Search code examples
python-3.xweb-scrapingbeautifulsouphtml-parsing

How to take specific elements on multiple lists on beautifulsoup?


I have trouble to extract some specific tags (and their string content) and store them into variables (so I can get these variables into a CSV file later).

from bs4 import BeautifulSoup
from requests_html import HTMLSession
session = HTMLSession()
r = session.get('https://www.khanacademy.org/profile/DFletcher1990/')
r.html.render(sleep=5)
soup=BeautifulSoup(r.html.html,'html.parser')

user_info_table=soup.find('table', class_='user-statistics-table')

for tr in user_info_table.find_all('tr'):
    tds=tr.find_all('td')
    print(tds)

I would like to collect :

  • "4 years ago" and store it into a variable called date,
  • "932,915" and store it into a variable called points,
  • "372" and store it into a variable called videos.
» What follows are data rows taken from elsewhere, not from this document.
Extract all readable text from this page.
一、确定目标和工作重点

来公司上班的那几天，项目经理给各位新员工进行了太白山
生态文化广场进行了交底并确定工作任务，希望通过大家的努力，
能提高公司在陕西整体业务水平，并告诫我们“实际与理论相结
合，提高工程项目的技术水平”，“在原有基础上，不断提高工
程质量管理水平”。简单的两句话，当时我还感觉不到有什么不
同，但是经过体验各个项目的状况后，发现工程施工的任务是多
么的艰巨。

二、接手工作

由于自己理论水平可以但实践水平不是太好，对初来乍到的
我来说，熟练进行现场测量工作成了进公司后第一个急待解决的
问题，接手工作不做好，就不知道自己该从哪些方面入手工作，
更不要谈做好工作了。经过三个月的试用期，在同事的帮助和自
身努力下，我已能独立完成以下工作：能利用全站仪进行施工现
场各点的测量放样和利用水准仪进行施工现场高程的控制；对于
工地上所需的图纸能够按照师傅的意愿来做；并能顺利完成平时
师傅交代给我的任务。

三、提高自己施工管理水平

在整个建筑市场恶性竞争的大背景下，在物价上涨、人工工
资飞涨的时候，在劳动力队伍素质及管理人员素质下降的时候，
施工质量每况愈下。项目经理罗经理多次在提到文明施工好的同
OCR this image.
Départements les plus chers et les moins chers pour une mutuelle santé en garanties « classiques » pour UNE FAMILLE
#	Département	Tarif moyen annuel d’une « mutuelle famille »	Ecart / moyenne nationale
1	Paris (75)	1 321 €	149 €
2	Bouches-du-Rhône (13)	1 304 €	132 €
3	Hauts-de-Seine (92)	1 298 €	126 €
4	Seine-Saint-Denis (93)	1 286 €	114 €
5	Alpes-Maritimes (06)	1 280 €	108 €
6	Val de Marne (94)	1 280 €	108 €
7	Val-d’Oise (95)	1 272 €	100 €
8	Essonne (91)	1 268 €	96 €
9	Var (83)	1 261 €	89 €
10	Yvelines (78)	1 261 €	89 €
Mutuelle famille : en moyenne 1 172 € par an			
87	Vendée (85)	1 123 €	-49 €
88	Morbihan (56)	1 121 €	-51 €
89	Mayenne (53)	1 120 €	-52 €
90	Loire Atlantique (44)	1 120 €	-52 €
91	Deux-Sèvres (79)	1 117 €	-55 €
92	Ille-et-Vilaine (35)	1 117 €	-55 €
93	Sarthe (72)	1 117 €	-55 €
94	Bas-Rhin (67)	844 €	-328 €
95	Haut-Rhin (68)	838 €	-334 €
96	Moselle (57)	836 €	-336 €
I don't really understand how bs4.element.ResultSet behave...


Solution

  • You can just treat it like a list.

    from bs4 import BeautifulSoup
    from requests_html import HTMLSession
    session = HTMLSession()
    r = session.get('https://www.khanacademy.org/profile/DFletcher1990/')
    r.html.render(sleep=10)
    soup=BeautifulSoup(r.html.html,'html.parser')
    user_info_table=soup.find('table', class_='user-statistics-table')
    dates,points,videos=[tr.find_all('td')[1].text for tr in user_info_table.find_all('tr')]
    print(dates,points,videos,sep="\n")
    

    Output

    4 years ago
    932,915
    372